Intolleranza: Welttheater in Augsburg
Die gelungene Wiederbelebung eines Stadttheater-Konzepts
Von Siegfried Zagler
Neun Vorstellungen, en suite: Nach weniger als drei Wochen fiel am vergangenen Sonntag der letzte Vorhang. Die Rede ist von neun spektakulären Aufführungen, die das Augsburger Stadttheater mit einem Donnerschlag kurzfristig in die erste Liga der deutschen Theaterlandschaft katapultierten. „Es ist eine radikale, eine verstörende, eine immer noch brandaktuelle Oper, die der Italiener Luigi Nono vor gut 50 Jahren unter dem Titel “Intolleranza 1960″ geschrieben hat“, so Frank Heindl in der DAZ. In allen Besprechungen der großen nationalen Feuilleton wurde das Augsburger Stadttheater für die Qualität der Inszenierung gefeiert. In der Geschichte des Augsburger Stadttheaters ein einmaliger Vorgang. Und dennoch fehlte in den Feuilletons ein Gedanke: Regisseur Ludger Engels und sein Ausstatter Ric Schachtebeck haben in Zusammenarbeit mit dem Grandhotel und lokalen Künstlern eine Anleihe bei Antonin Artaud genommen.
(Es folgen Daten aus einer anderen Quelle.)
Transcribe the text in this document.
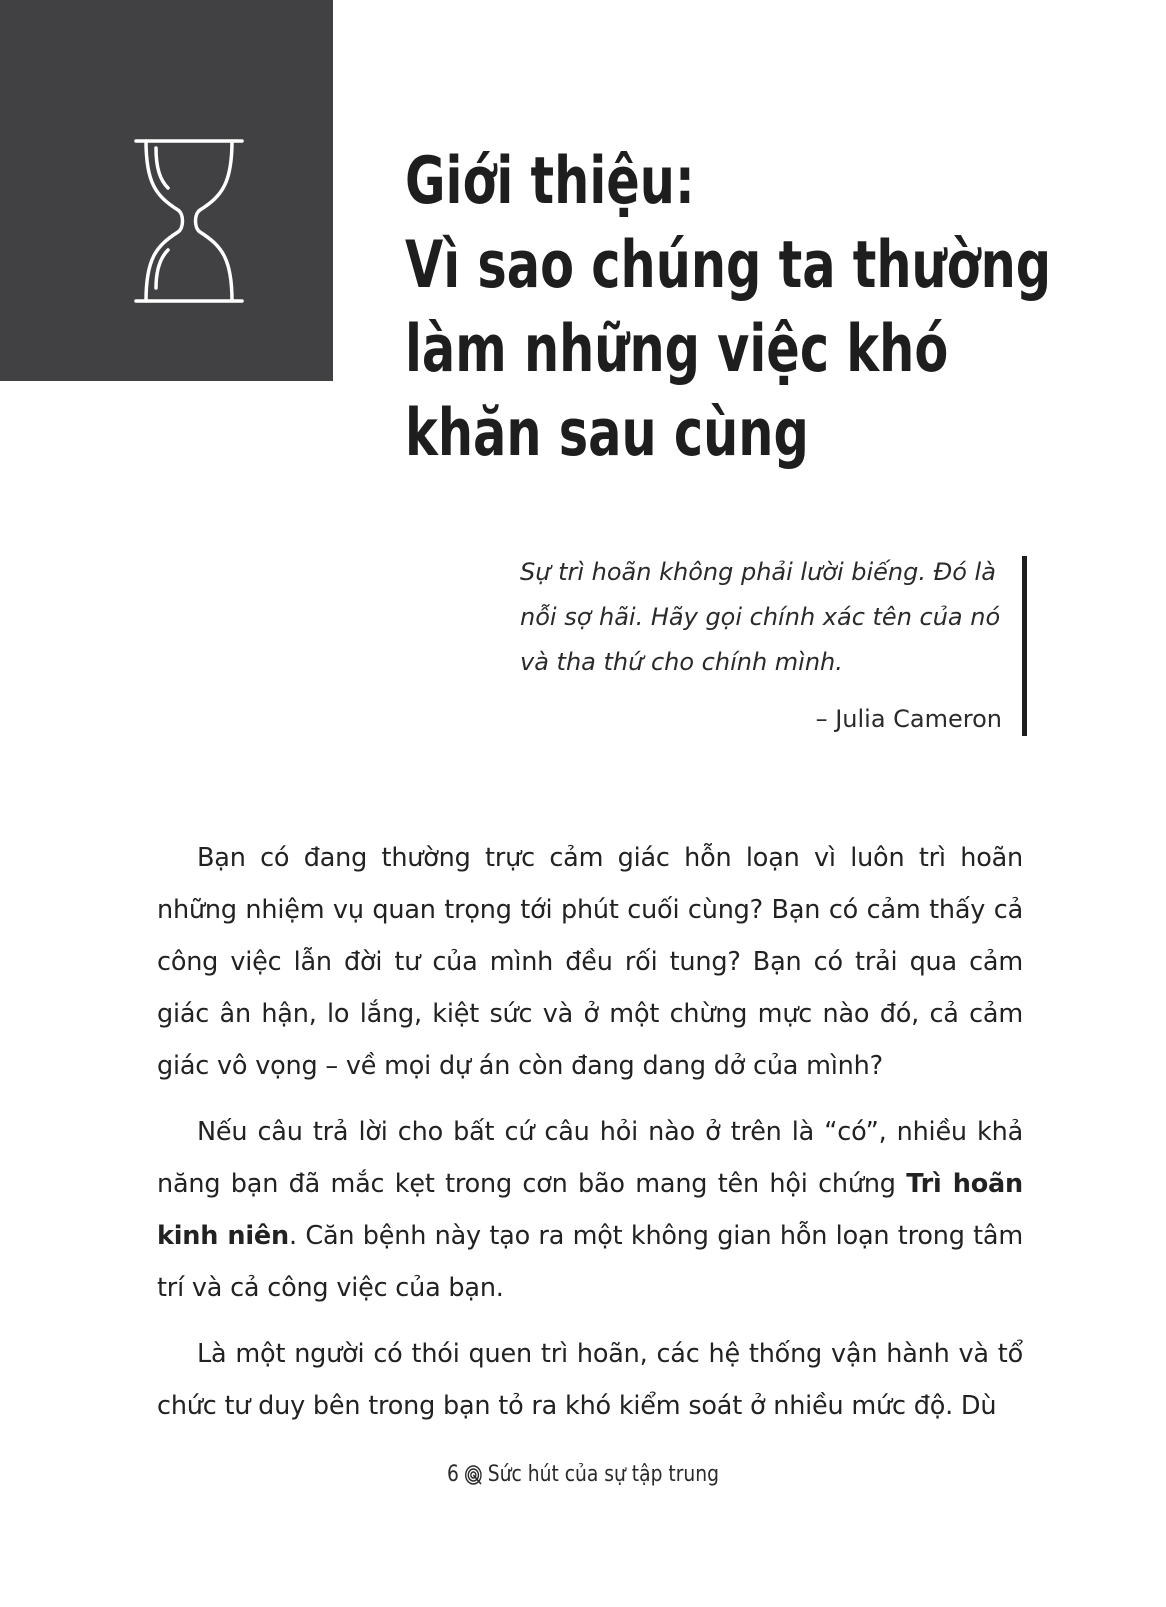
Giới thiệu:
Vì sao chúng ta thường
làm những việc khó
khăn sau cùng

Sự trì hoãn không phải lười biếng. Đó là nỗi sợ hãi. Hãy gọi chính xác tên của nó và tha thứ cho chính mình.

– Julia Cameron

Bạn có đang thường trực cảm giác hỗn loạn vì luôn trì hoãn những nhiệm vụ quan trọng tới phút cuối cùng? Bạn có cảm thấy cả công việc lẫn đời tư của mình đều rối tung? Bạn có trải qua cảm giác ân hận, lo lắng, kiệt sức và ở một chừng mực nào đó, cả cảm giác vô vọng – về mọi dự án còn đang dang dở của mình?

Nếu câu trả lời cho bất cứ câu hỏi nào ở trên là “có”, nhiều khả năng bạn đã mắc kẹt trong cơn bão mang tên hội chứng Trì hoãn kinh niên. Căn bệnh này tạo ra một không gian hỗn loạn trong tâm trí và cả công việc của bạn.

Là một người có thói quen trì hoãn, các hệ thống vận hành và tổ chức tư duy bên trong bạn tỏ ra khó kiểm soát ở nhiều mức độ. Dù

6 Sức hút của sự tập trung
Das „Theater der Grausamkeit“ als abstrakter Klangkörper von Unterdrückung und Schmerz ist aus den tiefen Höhlen der Vergesslichkeit hochgefahren und inmitten von Baustellen aufgerissenen Stadt dergestalt bedrückend wiederbelebt worden, dass man nach neun Mal 80 Minuten Augsburger Welttheater beinahe versucht ist zu sagen, dass die verzerrte Musik nicht weiter gestört hat.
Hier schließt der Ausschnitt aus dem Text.